По ходу стихотворения Джонсон не преминул подчеркнуть и монаршее благоволение, которое Шекспиру оказывалось при жизни: «Так делали Элиза и Иаков»[162]
— и в этой строке, и в процитированном выше четверостишии из пролога к «Генриху V» имеется в виду один и тот же исторический фактор: когда писались эти стихи, «ренессансные принцы» и в самом деле наперебой вкладывали средства в драму как источник личного престижа. Под «сценами Европы» Джонсон, вероятно, подразумевает национальные традиции, действующие на территории всего континента, однако «сцены Европы» он поминает и в прямом смысле: ведь большинство европейских театров строились специально ради демонстрации технологической изощренности и культурного мастерства во славу венценосных меценатов.Пожалуй, наиболее влиятельным был театр династии Гонзага в Мантуе: там под покровительством герцога Винченцо в 1607 году — приблизительно в то же время, когда Шекспир трудился над «Периклом», — Монтеверди поставил своего «Орфея». При дворах ренессансной Италии как раз нарождались первые оперные театры (постановкам которых подражали придворные действа Англии — во многом благодаря усилиям неутомимого путешественника Иниго Джонса[163]

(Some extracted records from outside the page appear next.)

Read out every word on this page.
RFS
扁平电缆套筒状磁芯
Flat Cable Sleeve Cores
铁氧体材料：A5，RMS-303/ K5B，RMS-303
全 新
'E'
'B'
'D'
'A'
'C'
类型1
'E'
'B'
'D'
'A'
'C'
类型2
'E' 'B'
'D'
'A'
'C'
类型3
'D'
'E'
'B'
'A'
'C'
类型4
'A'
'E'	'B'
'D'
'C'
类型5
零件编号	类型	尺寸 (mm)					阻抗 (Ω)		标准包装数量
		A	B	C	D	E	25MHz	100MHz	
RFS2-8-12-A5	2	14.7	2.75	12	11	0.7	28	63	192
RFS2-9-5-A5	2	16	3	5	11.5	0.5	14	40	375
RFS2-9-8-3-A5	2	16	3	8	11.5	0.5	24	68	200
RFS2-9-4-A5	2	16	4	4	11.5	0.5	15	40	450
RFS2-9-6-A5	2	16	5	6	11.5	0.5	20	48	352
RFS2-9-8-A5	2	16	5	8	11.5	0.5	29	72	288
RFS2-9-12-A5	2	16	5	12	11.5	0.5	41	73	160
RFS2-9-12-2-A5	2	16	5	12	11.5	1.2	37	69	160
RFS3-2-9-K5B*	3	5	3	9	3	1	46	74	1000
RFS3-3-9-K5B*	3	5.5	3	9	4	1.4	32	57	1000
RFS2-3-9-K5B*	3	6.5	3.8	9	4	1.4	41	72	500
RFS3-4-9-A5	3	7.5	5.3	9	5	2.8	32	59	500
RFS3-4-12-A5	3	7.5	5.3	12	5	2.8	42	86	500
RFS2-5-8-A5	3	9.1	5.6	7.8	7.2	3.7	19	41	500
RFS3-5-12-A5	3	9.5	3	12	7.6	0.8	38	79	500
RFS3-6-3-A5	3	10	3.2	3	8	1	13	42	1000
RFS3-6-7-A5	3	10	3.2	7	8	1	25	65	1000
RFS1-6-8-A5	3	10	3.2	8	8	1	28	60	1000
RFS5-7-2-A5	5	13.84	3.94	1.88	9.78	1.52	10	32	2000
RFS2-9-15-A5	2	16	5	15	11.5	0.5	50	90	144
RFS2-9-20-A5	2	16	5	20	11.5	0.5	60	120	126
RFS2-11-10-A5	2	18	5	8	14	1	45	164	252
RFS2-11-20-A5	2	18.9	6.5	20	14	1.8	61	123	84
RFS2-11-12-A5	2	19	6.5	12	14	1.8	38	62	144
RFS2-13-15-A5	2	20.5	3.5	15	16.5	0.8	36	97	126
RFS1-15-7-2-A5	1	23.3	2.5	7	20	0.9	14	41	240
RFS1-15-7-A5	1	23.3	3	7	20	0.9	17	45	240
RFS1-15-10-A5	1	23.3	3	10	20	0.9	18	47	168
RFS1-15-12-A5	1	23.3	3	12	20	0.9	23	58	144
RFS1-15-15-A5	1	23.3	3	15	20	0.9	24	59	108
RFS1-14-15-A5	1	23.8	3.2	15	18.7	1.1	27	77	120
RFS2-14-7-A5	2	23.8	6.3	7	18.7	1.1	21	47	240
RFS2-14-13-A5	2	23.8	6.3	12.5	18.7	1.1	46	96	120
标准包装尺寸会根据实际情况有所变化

), далекие от публичных коммерческих театров, для которых творил Шекспир. Задуманные так, чтобы каждая деталь спектакля находилась под полным художественным и техническим контролем устроителей, эти барочные театры, едва миновала мода на выводящих бесконечные рулады ряженых богов, оказались пригодны для потреб буржуазного реализма — они скорее подходили Гольдони и Мольеру, нежели Шекспиру. Наводит на размышление и тот факт, что после декрета Людовика XIV об основании в 1680 году «Комеди франсез» (труппа Мольера стала первым в Европе национальным театром), ее актеры еще много лет играли во дворце «Тюильри».Не таково было королевское покровительство, оказываемое Шекспиру: хотя король Иаков и принял под свое крыло шекспировских актеров, объявив их «Слугами короля», и не жалел алой материи, дабы те участвовали в качестве статистов в королевских процессиях, он не строил и не содержал ни «Глобус», ни «Блэкфрайерс». Британские правители эпохи Возрождения были скрягами в сравнении с их итальянскими или французскими коллегами. В «Буре» Шекспир, видимо, нафантазировал себе технически продвинутого итальянского герцога, который может поставить оперу с обилием спецэффектов, дабы развлечь свою дочь и ее жениха, но повседневная жизнь шекспировской труппы, не считая редкого участия в придворных маскарадах, скорее походила на жизнь актеров «Мышеловки» в «Гамлете».
Когда же Стюарты все-таки поддержали образование опероподобных барочных театров в Лондоне, то сделали это не ради представлений как таковых, а ради искусственно созданной конкуренции — дуополии: два новых эксклюзивных театральных заведения должны были стать исключительно прибыльными (труппа самого Шекспира формально считалась королевской с 1603-го и после гражданских войн[164]
).Тем самым, имелось два Королевских театра[165]
, но они не были «национальными» в том же смысле, что «Комеди франсез». Вплоть до середины XIX века «Друри-Лейн» и «Ковент-Гарден» — два «патентованных» королевских театра — вели непрерывную борьбу за коммерческий успех, постоянно снижая общий знаменатель публичного вкуса и повсеместно считаясь национальным позором и унижением для Шекспира. Во всей остальной Европе придворные театры со временем видоизменились, став национальными и государственными в пределах республик и конституционных монархий. Однако Королевским театрам Британии было суждено стать камнем преткновения, разрушить который был призван национальный театр.Нельзя сказать, что театр «Друри-Лейн» всегда был недостоин называться храмом национальной драмы. Конечно, был один ключевой период, когда его воспринимали как посмертный дом Шекспира, но не благодаря номинальному покровительству Ганноверских королей[166]
, а исключительно благодаря стараниям некоего актера-антрепренера, который на самом деле этой опеки бежал. Автором совсем другого подхода к идее истинно национального театра Великобритании (лежащего в основе всех дальнейших попыток такого рода), стал тот, чьи впечатляющие рекламные кампании до сих пор эхом отдаются в Лондоне и Стратфорде. Согласно этому подходу, национальная драма — выражение единственно верной театральной традиции, и, чтобы быть «поистине» национальным, театру необходимо стать профессиональной базой для Того, Кто эту традицию символизирует.